Voor het vervolg heeft het hof de vraag te beantwoorden welke van beide lezingen het aannemelijker acht.
Bij de beantwoording van die vraag neemt het hof in aanmerking de verklaring van de verdachte op de expliciete bevraging van het hof naar zijn beweegreden om het mes weg te gooien en naar de reden waarom hij pas enkele dagen na het voorval, terwijl hij reeds in het Huis van Bewaring zat, openheid van zaken zou hebben gegeven aan zijn partner.

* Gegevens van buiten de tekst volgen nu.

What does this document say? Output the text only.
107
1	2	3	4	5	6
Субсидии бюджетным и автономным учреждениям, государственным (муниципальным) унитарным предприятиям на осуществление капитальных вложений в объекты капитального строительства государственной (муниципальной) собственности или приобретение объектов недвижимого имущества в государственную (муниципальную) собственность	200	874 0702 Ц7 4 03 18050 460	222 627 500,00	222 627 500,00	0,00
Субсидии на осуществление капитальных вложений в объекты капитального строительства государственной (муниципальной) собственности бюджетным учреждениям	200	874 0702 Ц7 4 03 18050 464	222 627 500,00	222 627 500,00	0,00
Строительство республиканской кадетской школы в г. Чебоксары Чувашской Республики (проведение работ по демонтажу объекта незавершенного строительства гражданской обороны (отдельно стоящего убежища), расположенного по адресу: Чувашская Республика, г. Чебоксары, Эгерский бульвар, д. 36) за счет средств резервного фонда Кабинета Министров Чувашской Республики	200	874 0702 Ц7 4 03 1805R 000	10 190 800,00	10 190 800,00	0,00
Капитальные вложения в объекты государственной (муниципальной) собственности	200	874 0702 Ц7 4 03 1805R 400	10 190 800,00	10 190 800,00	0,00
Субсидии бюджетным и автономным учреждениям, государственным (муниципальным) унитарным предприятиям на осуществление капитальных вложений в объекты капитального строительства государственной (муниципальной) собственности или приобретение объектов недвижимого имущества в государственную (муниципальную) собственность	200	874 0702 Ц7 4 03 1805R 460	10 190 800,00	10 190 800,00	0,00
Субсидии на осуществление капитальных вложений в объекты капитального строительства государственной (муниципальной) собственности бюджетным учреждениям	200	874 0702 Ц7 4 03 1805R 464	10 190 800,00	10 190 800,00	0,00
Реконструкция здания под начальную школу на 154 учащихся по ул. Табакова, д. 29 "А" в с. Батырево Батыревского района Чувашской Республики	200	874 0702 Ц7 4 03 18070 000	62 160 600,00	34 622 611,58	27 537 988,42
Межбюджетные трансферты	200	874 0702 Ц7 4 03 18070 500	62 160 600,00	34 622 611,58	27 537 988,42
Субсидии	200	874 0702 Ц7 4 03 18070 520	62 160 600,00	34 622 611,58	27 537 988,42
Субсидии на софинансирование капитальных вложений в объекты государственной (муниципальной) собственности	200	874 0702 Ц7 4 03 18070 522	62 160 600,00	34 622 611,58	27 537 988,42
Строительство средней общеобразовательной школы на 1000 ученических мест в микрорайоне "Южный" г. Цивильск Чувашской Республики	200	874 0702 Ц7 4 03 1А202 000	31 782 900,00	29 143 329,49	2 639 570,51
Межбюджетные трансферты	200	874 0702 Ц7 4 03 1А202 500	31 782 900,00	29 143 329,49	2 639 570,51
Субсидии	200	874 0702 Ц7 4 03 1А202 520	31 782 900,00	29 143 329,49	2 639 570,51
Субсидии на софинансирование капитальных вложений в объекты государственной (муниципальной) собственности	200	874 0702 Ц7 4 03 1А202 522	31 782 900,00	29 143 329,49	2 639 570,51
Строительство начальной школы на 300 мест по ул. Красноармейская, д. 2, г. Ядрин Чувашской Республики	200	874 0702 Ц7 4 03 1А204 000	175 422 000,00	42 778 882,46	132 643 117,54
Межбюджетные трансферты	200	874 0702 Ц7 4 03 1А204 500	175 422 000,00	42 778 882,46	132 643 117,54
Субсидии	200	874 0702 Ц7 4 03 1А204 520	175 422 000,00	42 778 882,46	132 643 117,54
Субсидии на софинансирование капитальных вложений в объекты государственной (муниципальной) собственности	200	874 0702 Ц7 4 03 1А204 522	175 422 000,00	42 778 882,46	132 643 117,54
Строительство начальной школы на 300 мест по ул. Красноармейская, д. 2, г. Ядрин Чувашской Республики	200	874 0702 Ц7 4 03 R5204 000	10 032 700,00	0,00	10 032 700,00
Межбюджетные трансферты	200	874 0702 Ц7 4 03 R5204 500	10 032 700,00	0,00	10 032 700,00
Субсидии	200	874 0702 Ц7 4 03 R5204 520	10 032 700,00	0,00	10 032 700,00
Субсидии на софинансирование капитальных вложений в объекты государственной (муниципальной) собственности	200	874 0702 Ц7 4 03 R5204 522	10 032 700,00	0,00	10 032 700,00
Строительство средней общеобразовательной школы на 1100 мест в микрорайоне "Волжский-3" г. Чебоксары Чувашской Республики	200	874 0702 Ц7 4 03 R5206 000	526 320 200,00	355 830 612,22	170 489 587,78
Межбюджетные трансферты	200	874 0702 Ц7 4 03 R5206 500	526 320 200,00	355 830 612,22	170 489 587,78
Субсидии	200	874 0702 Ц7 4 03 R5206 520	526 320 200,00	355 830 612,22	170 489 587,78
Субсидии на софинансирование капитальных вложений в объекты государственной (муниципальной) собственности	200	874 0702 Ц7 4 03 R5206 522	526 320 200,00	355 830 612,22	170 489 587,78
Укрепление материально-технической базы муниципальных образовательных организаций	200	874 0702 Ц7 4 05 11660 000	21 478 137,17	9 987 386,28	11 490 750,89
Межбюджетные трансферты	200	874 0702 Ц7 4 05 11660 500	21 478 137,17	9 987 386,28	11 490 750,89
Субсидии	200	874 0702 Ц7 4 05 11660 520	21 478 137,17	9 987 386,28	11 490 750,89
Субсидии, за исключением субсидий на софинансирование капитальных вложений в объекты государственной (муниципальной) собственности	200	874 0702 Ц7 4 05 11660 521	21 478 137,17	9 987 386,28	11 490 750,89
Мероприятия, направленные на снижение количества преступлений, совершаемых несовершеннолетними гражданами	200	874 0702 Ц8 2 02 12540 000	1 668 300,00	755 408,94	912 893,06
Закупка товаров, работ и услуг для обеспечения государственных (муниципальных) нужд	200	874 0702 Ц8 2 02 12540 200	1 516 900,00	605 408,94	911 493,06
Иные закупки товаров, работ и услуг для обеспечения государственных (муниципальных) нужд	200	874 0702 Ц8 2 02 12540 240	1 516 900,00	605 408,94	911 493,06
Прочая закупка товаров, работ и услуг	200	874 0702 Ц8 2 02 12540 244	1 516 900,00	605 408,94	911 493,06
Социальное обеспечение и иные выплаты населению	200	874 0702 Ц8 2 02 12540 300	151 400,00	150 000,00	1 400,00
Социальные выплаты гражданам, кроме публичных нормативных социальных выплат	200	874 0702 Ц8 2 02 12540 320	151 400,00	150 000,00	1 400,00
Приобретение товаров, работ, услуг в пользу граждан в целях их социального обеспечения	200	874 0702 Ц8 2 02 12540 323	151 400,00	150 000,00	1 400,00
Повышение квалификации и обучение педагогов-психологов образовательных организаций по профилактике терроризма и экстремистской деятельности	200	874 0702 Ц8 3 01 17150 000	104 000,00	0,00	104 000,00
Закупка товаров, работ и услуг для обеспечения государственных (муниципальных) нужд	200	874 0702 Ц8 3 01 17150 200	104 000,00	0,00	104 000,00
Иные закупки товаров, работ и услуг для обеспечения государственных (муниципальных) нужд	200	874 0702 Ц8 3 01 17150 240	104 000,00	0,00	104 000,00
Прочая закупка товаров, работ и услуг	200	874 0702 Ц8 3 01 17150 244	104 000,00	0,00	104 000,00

Verdachte heeft daarop – kort samengevat – slechts verklaard dat hij uit zelfverdediging heeft gestoken met het mes, dat hij in paniek was door het steekincident en dat hij het mes daarom heeft weggegooid in een sloot vlakbij de plaats van het voorval en dat hij, mede vanwege zijn justitiële verleden, bang was voor de gevolgen van het voorval, meer specifiek angst voor de bejegening door de politie en de reactie van zijn naasten.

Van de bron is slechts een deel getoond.